Masked Matrix Multiplication for Emergent Sparsity
Brian Wheatman, Meghana Madhyastha, Randal Burns
TL;DR
MMM addresses the inefficiency of dense GEMMs on transformer-like workloads by exploiting emergent, dual-sided sparsity through runtime masks $M(X)$ and $N(Y)$ and a pattern-driven, code-generated kernel table. The approach uses preprocessing to encode sparsity patterns in $B$ and dynamic code selection to skip zero blocks in $A$, maintaining vectorization with AVX2/AVX-512 and single-pass parallelism.
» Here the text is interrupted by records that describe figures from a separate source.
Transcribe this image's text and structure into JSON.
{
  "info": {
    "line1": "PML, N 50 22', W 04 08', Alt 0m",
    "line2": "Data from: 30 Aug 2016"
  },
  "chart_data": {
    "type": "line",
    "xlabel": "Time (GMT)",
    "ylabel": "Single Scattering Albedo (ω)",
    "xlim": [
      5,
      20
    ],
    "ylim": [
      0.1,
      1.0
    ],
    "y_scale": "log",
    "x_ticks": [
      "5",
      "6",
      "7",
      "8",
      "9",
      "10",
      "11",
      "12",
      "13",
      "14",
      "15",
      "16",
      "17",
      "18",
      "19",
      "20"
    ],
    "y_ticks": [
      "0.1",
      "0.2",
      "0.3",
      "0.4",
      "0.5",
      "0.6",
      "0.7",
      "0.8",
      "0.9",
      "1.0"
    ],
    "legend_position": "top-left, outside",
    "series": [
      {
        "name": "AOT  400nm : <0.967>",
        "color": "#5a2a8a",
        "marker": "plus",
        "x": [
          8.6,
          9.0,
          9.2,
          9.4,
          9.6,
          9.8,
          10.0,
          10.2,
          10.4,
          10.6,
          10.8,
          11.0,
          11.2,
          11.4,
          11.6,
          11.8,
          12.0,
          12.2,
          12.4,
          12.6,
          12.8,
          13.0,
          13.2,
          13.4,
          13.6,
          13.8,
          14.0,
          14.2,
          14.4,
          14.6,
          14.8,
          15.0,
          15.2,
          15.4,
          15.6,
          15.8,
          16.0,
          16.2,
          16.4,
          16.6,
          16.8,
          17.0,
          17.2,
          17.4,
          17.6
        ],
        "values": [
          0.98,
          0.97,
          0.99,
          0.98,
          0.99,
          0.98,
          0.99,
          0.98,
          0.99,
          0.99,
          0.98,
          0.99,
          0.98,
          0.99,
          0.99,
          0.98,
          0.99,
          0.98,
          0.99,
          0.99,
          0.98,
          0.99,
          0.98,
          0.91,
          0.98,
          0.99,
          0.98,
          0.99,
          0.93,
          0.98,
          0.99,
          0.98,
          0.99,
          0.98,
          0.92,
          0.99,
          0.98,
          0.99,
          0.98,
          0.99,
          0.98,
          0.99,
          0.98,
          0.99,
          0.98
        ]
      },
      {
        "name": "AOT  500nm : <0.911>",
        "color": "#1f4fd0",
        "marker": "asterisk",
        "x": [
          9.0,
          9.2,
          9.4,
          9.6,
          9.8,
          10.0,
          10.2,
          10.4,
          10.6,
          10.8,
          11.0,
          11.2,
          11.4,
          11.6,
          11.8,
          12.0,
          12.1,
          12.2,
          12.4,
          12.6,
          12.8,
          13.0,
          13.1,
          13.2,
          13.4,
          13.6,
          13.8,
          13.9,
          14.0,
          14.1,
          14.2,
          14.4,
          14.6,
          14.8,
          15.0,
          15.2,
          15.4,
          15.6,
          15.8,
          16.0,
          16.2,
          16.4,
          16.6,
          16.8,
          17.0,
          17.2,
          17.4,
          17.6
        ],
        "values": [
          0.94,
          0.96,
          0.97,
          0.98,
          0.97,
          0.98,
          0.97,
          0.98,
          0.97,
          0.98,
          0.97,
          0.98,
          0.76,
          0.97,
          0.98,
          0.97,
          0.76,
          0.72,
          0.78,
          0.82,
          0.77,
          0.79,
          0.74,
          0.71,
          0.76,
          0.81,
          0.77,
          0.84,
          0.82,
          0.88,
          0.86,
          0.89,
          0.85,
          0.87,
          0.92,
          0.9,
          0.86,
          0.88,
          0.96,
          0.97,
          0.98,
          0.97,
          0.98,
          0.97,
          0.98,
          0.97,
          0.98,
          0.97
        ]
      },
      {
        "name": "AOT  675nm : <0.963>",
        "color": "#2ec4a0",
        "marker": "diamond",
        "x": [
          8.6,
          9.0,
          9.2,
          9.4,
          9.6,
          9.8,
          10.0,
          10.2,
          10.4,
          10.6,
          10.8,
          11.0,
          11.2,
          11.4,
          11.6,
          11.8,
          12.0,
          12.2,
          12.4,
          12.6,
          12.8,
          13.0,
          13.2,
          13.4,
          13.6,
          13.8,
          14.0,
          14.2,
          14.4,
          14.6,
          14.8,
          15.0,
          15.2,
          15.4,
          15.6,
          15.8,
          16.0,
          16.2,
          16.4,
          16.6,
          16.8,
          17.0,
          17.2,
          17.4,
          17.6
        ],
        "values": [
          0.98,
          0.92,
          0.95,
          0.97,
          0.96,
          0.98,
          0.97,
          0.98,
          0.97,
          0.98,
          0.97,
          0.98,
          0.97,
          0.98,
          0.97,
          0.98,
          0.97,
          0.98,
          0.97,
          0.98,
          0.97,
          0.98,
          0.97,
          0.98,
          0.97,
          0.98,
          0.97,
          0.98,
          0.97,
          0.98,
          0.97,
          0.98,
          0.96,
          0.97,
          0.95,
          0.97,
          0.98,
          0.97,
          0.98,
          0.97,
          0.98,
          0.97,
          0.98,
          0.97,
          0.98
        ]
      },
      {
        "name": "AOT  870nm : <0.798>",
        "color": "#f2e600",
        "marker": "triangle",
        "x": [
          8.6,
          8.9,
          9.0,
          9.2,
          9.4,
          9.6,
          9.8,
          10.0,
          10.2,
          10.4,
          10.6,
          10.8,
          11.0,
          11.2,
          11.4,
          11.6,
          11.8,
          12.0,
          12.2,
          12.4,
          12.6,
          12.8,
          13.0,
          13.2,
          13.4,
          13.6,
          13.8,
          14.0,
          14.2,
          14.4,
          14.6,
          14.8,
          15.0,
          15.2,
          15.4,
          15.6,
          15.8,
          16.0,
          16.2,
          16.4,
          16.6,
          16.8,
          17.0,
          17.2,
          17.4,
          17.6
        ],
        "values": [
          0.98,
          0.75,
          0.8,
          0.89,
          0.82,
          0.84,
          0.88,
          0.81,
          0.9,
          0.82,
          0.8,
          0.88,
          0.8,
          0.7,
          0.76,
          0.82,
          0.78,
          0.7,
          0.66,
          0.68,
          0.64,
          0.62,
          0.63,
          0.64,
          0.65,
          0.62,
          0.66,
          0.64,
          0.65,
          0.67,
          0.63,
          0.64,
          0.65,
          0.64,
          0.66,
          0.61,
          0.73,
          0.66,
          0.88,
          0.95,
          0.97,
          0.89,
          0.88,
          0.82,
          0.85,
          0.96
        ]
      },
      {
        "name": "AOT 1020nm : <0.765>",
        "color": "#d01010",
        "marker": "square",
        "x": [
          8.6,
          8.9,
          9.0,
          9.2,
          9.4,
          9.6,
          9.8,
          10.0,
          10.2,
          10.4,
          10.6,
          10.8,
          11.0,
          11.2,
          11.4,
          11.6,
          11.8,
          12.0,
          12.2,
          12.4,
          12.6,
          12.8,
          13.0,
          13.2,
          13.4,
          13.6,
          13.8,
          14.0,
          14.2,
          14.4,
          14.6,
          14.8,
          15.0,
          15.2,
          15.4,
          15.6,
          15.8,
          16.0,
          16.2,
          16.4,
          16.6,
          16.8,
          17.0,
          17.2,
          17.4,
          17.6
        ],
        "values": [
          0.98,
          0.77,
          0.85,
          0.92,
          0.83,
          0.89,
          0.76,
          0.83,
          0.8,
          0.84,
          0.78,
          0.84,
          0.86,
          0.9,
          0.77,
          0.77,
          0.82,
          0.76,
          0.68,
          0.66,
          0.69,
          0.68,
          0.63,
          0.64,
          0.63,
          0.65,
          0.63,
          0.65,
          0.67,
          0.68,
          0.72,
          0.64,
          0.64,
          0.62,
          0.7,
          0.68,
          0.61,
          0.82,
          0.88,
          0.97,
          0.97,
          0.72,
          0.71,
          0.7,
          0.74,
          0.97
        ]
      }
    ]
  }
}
Empirical results show up to 2x speedups and up to 4x fewer instructions over MKL across a wide sparsity range (60–95% zeros), with additional gains on mid-sized matrices and multi-core servers; performance depends on matrix size, sparsity distribution, and architecture. The work demonstrates a practical path to reduce cost, power, and time for sparsity-enabled AI workloads on CPUs and outlines clear directions for GPU extension and broader optimization.
Abstract
Artificial intelligence workloads, especially transformer models, exhibit emergent sparsity in which computations perform selective sparse access to dense data. The workloads are inefficient on hardware designed for dense computations and do not map well onto sparse data representations. We build a vectorized and parallel matrix-multiplication system A X B = C that eliminates unnecessary computations and avoids branches based on a runtime evaluation of sparsity. We use a combination of dynamic code lookup to adapt to the specific sparsity encoded in the B matrix and preprocessing of sparsity maps of the A and B matrices to compute conditional branches once for the whole computation. For a wide range of sparsity, from 60% to 95% zeros, our implementation performs fewer instructions and increases performance when compared with Intel MKL's dense or sparse matrix multiply routines. Benefits can be as large as 2 times speedup and 4 times fewer instructions.